Steven Woolf is acting artistic director/managing director of the Repertory Theatre of St. Louis, where A Raisin in the Sun ran through Oct. 5.
Hal Scott
The play is about money, dreams and principles. No doubt some devout dramaturg will someday count the number of times the word “money” appears in A Raisin in the Sun and stun us into silence with the statistic. Virtually the first words that Walter Lee speaks are “Check comin’ today?”, and his final words to Lindner—the tempter who comes to offer a check in lieu of dreams—are “We don’t want your money.”
In 1984—just 15 years after the agony of the black revolution of the ’60s which the play foreshadowed—it is impossible to see the dreams without seeing the money necessary to purchase those dreams, and to reckon with what it has all cost, financially and spiritually. It is a tribute to Miss Hansberry’s brilliance as a writer that the principles she espouses transcend the money and the dreams, both of which have changed drastically in their specific values.
Hal Scott, director of the recent production of A Raisin in the Sun at the Repertory Theatre of St. Louis, teaches at Rutgers University.
August Wilson
When asked to comment on his work, the visual artist Romare Bearden replied, “I am trying to explore, in terms of the particulars of the life I know best, those things common to all cultures.” The same can be said of Lorraine Hansberry and her play A Raisin in the Sun, which I suspect accounts for its success and impact on American and black theatre artists. Miss Hansberry’s accomplishment opened up for a whole generation of blacks the possibility of theatre as a viable and legitimate artistic expression.

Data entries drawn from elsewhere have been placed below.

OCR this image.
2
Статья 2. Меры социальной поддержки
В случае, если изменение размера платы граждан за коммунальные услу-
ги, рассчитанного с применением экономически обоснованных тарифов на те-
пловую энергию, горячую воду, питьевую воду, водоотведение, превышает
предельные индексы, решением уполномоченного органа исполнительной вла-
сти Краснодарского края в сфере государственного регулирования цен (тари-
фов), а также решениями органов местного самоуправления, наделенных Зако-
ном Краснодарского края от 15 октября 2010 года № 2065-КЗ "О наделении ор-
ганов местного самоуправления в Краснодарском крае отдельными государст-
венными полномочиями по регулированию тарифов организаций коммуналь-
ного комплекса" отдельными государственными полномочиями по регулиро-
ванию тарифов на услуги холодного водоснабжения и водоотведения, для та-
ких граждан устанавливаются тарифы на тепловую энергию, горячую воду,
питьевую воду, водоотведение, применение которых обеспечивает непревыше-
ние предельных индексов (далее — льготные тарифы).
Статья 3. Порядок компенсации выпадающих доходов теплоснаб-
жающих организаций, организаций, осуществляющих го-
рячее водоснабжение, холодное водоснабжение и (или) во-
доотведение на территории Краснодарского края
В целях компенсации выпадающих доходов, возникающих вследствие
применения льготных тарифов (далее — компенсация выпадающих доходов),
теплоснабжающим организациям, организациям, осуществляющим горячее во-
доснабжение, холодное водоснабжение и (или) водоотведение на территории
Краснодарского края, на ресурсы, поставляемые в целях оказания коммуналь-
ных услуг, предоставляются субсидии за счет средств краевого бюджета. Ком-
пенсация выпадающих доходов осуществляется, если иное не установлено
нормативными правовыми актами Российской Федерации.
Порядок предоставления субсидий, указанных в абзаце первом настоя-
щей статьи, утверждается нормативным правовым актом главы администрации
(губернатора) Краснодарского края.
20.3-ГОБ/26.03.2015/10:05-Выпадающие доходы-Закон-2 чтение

The future of black theatre lies for me in the examination and exploration of the problem set forth in Bearden’s comment: The task for the black dramatist is to concretize the black cultural response to the world, to place that response in loud action, so as to create a dramatic literature as powerful and sustaining as black American music.

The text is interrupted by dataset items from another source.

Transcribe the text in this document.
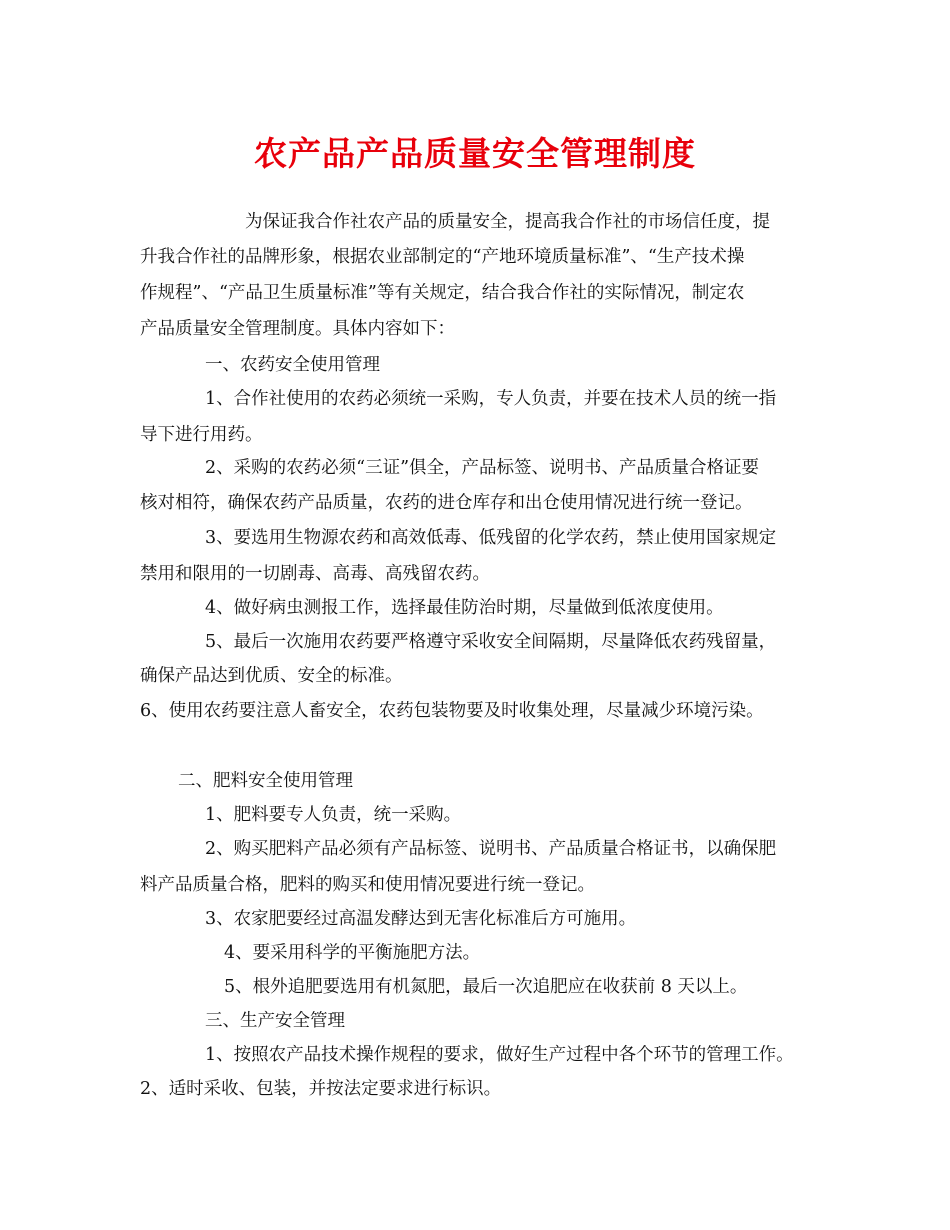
农产品产品质量安全管理制度
为保证我合作社农产品的质量安全，提高我合作社的市场信任度，提
升我合作社的品牌形象，根据农业部制定的“产地环境质量标准”、“生产技术操
作规程”、“产品卫生质量标准”等有关规定，结合我合作社的实际情况，制定农
产品质量安全管理制度。具体内容如下：
一、农药安全使用管理
1、合作社使用的农药必须统一采购，专人负责，并要在技术人员的统一指
导下进行用药。
2、采购的农药必须“三证”俱全，产品标签、说明书、产品质量合格证要
核对相符，确保农药产品质量，农药的进仓库存和出仓使用情况进行统一登记。
3、要选用生物源农药和高效低毒、低残留的化学农药，禁止使用国家规定
禁用和限用的一切剧毒、高毒、高残留农药。
4、做好病虫测报工作，选择最佳防治时期，尽量做到低浓度使用。
5、最后一次施用农药要严格遵守采收安全间隔期，尽量降低农药残留量，
确保产品达到优质、安全的标准。
6、使用农药要注意人畜安全，农药包装物要及时收集处理，尽量减少环境污染。
二、肥料安全使用管理
1、肥料要专人负责，统一采购。
2、购买肥料产品必须有产品标签、说明书、产品质量合格证书，以确保肥
料产品质量合格，肥料的购买和使用情况要进行统一登记。
3、农家肥要经过高温发酵达到无害化标准后方可施用。
4、要采用科学的平衡施肥方法。
5、根外追肥要选用有机氮肥，最后一次追肥应在收获前 8 天以上。
三、生产安全管理
1、按照农产品技术操作规程的要求，做好生产过程中各个环节的管理工作。
2、适时采收、包装，并按法定要求进行标识。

August Wilson is the author of Ma Rainey’s Black Bottom, which premiered last season at the Yale Repertory Theatre and reopens this month in New York.
Michele Shay
A good writer takes the Mask of Blackness or the Mask of Color and uses it as a prism through which (as Lorraine Hansberry says) the specifics of that experience, that point of view, reveal a place in all of us that is the same. When the writer touches this “common ground,” the work becomes elevated to the universal, and differences disappear. For me, the greatest contribution that black (and other minority) writers are making to drama today is their growing ability to dissolve the resistance to finding the common ground.

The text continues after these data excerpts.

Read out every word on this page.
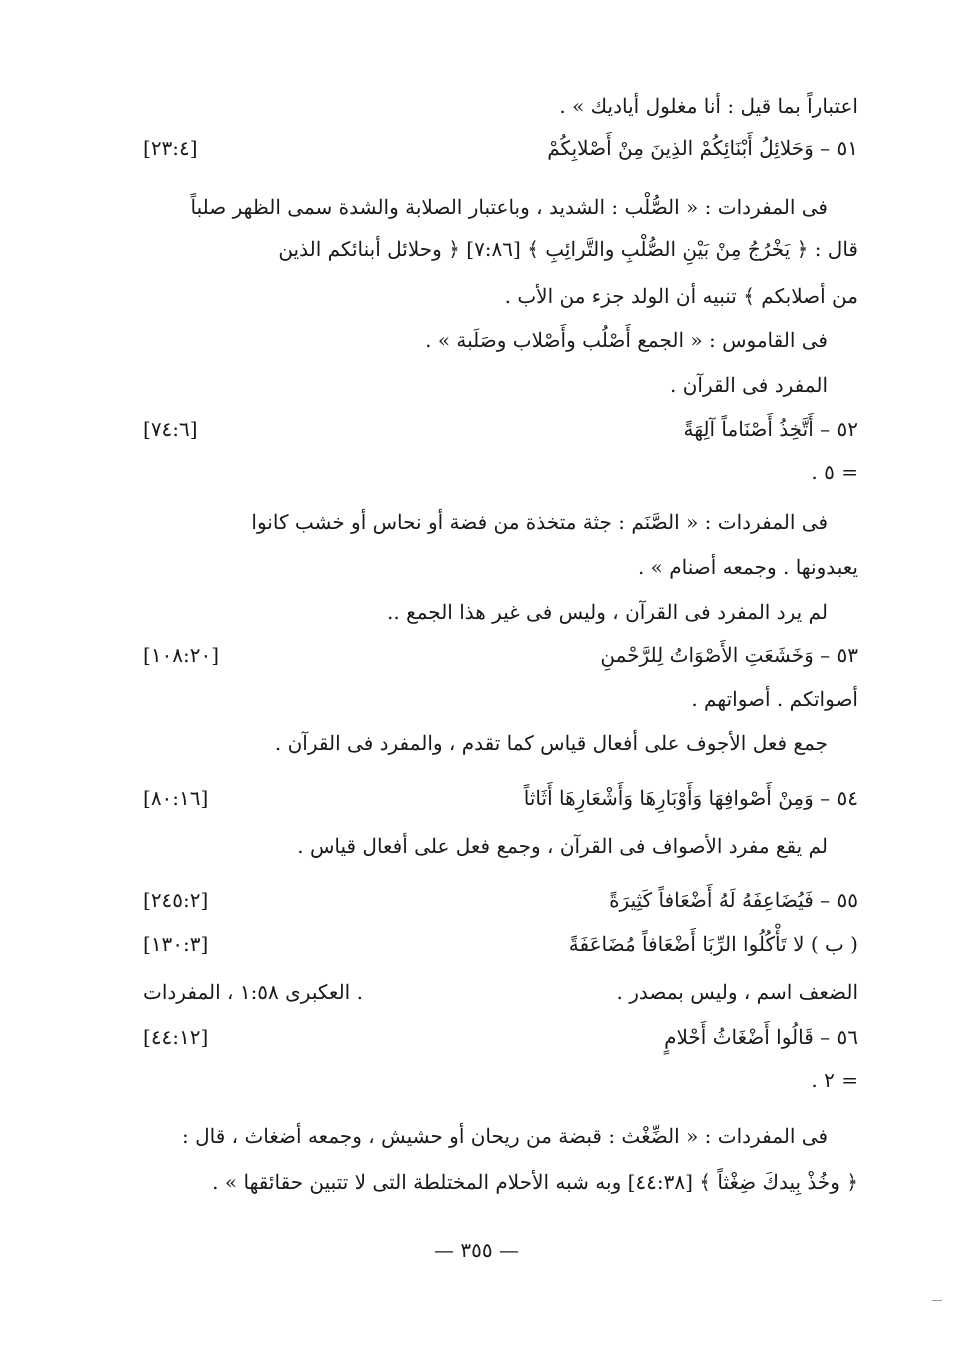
اعتباراً بما قيل : أنا مغلول أياديك » .
٥١ – وَحَلائِلُ أَبْنَائِكُمْ الذِينَ مِنْ أَصْلابِكُمْ
[٢٣:٤]
فى المفردات : « الصُّلْب : الشديد ، وباعتبار الصلابة والشدة سمى الظهر صلباً
قال : ﴿ يَخْرُجُ مِنْ بَيْنِ الصُّلْبِ والتَّرائِبِ ﴾ [٧:٨٦] ﴿ وحلائل أبنائكم الذين
من أصلابكم ﴾ تنبيه أن الولد جزء من الأب .
فى القاموس : « الجمع أَصْلُب وأَصْلاب وصَلَبة » .
المفرد فى القرآن .
٥٢ – أَتَّخِذُ أَصْنَاماً آلِهَةً
[٧٤:٦]
= ٥ .
فى المفردات : « الصَّنَم : جثة متخذة من فضة أو نحاس أو خشب كانوا
يعبدونها . وجمعه أصنام » .
لم يرد المفرد فى القرآن ، وليس فى غير هذا الجمع ..
٥٣ – وَخَشَعَتِ الأَصْوَاتُ لِلرَّحْمنِ
[١٠٨:٢٠]
أصواتكم . أصواتهم .
جمع فعل الأجوف على أفعال قياس كما تقدم ، والمفرد فى القرآن .
٥٤ – وَمِنْ أَصْوافِهَا وَأَوْبَارِهَا وَأَشْعَارِهَا أَثَاثاً
[٨٠:١٦]
لم يقع مفرد الأصواف فى القرآن ، وجمع فعل على أفعال قياس .
٥٥ – فَيُضَاعِفَهُ لَهُ أَضْعَافاً كَثِيرَةً
[٢٤٥:٢]
( ب ) لا تَأْكُلُوا الرِّبَا أَضْعَافاً مُضَاعَفَةً
[١٣٠:٣]
الضعف اسم ، وليس بمصدر .
العكبرى ١:٥٨ ، المفردات .
٥٦ – قَالُوا أَضْغَاثُ أَحْلامٍ
[٤٤:١٢]
= ٢ .
فى المفردات : « الضِّغْث : قبضة من ريحان أو حشيش ، وجمعه أضغاث ، قال :
﴿ وخُذْ بِيدكَ ضِغْثاً ﴾ [٤٤:٣٨] وبه شبه الأحلام المختلطة التى لا تتبين حقائقها » .
— ٣٥٥ —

Our writers are pursuing the basic investigation into the black experience in a kaleidoscope of disguises. But whatever the disguise, I think the work will continue to be about the struggle for self-esteem, survival and for space (physical or psychological) in which to exist. These things seem to come with the territory, and handling them demands the greatest creativity.
Michele Shay is an actress currently appearing in Donald McIntyre’s Split Second in New York.